Foils became more hydrodynamic, especially after the availability of tank test models. Wood was dropped as a foil material in the 1980s and replaced by stiffer synthetic materials such as fibreglass then kevlar and carbon fibre. By 1970 hollow wooden spars were replaced by tapered aluminium of much smaller section and lighter weight. These in turn were replaced by much stiffer and lighter carbon fibre masts in the 1990s. Sail area got progressively larger especially when wings were added. This enabled small crews to sail with extremely large sails in stronger wind strengths. As most boats were sponsored they could have multiple rigs to match the wind strength.

Other modern features are carbon fibre prods (bowsprits) supported by bob stays, dolphin strikers and bow struts. This enabled quicker setting and dropping of the large downwind sails. Huge spinnakers could be set quickly by having halyards geared by mini blocks running internally in the mast. Dacron sails were replaced by much lighter stiffer less porous material such as mylar plastic. Weights of the bare hulls dropped quickly when New Zealand designer Bruce Farr, using his experience in Moth and Cherub designs used thin 3mm ply supported by multiple lightweight stringers and stiffened with tissue fibreglass. These were quickly followed by foam and fibreglass hulls first designed by Russell Bowler. Bare hulls weigh 120 lbs but are very strong with the use of carbon and kevlar to locally reinforce mast steps, centreboard cases, chain plates and wing attachment points. Rudders were placed 500mm aft of the hull to give more control in extreme planing conditions when only the last few feet of the hull was in contact with the water. With very wide tube and net decks up to 29 feet wide modern boats can carry very large powerful square-headed mainsails that have the controls to twist the head of the main in gusts to de-power. Flying 18 footers can now regularly exceed the actual wind speed when planing on all points of sailing.

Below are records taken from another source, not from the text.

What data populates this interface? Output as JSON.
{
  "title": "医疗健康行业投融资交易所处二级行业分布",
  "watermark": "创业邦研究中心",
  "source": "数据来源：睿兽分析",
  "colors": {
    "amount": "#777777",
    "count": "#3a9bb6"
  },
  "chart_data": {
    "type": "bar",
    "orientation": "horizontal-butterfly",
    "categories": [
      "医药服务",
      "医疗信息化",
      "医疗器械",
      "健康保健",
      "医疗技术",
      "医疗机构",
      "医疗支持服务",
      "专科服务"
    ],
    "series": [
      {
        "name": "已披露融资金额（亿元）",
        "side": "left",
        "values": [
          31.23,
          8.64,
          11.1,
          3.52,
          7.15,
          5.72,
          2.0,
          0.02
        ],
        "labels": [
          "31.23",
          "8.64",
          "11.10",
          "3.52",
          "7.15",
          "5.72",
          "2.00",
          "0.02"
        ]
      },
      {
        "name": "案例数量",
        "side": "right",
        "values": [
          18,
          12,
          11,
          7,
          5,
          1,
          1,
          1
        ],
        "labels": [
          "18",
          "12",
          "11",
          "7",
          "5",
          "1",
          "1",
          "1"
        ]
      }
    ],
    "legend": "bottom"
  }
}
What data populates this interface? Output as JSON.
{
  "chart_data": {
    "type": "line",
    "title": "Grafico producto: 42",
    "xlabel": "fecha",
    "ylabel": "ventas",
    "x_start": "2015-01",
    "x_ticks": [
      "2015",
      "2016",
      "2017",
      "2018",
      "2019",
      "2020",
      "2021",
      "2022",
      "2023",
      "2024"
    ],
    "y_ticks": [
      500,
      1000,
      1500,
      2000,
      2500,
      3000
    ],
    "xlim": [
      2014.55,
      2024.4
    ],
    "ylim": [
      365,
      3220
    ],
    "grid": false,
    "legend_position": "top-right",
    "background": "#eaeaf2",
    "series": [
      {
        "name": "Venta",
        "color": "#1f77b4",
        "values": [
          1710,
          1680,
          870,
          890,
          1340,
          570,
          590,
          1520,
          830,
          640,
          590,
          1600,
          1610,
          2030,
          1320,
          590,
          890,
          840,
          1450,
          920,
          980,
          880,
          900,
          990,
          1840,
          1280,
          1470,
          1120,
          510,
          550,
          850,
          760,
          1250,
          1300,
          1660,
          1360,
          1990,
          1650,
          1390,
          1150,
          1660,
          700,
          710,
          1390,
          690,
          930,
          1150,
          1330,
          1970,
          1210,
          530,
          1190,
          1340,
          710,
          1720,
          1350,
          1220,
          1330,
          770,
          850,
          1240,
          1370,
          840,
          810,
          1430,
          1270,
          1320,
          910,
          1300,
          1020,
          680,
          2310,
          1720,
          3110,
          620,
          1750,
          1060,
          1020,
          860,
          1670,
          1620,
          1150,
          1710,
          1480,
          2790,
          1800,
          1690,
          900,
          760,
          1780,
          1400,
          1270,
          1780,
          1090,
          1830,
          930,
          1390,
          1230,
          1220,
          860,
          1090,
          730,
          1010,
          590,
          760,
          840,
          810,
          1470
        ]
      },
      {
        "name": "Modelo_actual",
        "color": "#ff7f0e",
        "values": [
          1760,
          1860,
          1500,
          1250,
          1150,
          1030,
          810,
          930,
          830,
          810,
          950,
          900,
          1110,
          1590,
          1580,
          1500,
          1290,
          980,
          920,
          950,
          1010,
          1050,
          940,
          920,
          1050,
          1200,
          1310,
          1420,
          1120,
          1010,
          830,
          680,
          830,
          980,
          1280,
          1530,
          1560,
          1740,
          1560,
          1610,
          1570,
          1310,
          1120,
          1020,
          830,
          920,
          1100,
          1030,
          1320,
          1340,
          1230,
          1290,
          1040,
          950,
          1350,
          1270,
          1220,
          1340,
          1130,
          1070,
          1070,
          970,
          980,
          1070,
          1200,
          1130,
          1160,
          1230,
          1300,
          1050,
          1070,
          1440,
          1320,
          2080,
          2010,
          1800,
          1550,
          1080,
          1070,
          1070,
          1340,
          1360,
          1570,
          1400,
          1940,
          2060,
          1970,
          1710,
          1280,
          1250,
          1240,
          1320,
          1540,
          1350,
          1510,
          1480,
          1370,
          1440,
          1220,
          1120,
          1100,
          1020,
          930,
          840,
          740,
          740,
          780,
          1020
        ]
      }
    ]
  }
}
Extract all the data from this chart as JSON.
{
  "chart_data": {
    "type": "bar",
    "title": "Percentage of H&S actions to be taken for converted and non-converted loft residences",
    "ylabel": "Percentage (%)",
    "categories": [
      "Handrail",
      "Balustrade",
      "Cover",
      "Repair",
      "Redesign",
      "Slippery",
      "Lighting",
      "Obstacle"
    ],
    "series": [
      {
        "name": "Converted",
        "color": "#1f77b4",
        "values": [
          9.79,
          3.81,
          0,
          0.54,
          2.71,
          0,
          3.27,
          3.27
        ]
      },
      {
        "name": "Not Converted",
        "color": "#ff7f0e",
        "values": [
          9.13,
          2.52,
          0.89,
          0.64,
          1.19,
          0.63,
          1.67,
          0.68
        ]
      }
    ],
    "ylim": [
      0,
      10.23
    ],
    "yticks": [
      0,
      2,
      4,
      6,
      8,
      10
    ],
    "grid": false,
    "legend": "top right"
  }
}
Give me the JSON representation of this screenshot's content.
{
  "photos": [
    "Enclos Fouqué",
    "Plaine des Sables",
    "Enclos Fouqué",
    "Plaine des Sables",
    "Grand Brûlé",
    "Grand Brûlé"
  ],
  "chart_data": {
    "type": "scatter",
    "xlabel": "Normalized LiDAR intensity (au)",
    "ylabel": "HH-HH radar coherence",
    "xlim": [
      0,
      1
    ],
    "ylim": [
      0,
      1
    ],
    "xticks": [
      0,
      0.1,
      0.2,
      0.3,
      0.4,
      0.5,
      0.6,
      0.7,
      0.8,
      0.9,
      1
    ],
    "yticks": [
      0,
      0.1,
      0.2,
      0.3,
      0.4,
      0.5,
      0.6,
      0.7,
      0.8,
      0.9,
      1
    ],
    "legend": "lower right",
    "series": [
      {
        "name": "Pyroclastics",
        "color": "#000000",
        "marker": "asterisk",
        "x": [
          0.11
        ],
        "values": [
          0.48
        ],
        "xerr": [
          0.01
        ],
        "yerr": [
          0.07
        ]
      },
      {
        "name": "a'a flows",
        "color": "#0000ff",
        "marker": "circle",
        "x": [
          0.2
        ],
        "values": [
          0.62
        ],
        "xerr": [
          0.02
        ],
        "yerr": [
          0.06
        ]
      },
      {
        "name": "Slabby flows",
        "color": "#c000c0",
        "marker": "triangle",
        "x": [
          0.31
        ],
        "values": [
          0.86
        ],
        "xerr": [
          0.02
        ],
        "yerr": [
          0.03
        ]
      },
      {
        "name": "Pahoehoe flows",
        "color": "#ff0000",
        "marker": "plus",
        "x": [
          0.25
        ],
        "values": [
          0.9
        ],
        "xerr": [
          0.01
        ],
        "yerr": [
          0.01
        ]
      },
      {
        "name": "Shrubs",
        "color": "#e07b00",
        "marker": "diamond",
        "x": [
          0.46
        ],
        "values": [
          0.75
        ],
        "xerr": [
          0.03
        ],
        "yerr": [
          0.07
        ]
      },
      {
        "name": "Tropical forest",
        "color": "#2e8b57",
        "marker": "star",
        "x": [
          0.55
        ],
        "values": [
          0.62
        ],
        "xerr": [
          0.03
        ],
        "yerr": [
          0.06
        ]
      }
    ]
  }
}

These innovations have made the skiffs very fast but very expensive to build. In New Zealand this has seen the class decline dramatically as top sailors were attracted into the more conventional one design Olympic classes.

== Revival of early designs ==

In Sydney and Brisbane Australia there has been a revival of the early days of 18’ skiff sailing. Replicas of famous 18’ skiffs from the period of 1930 through to 1950 have been built using original techniques, including wooden hulls and spars, gaff rigs, several-piece spinnaker poles and unrestricted sail area. These boats race under the rules of the Australian Historical Skiff Association, which bans wings, trapezes, cleats for controlling ropes for the mainsail, jib and spinnaker, and most of the other modern equipment which makes sailing easier.

The class has proved very popular with former sailors of modern 18’ skiffs who, to quote a class champion John Winning, are looking for a challenge because "the modern boats have become too easy to sail".

The historical 18’ skiffs have a crew of between 6 and 9, which often leaves an opportunity for visiting sailors to have a ride. The AHSSA website listed below has more details.

At present the class is raced out of the Sydney Flying Squadron in Sydney and the Brisbane 18 Footers Sailing Club Inc. There are also bi-annual challenges against the New Zealand 18’ Kauri-Clinker M Class.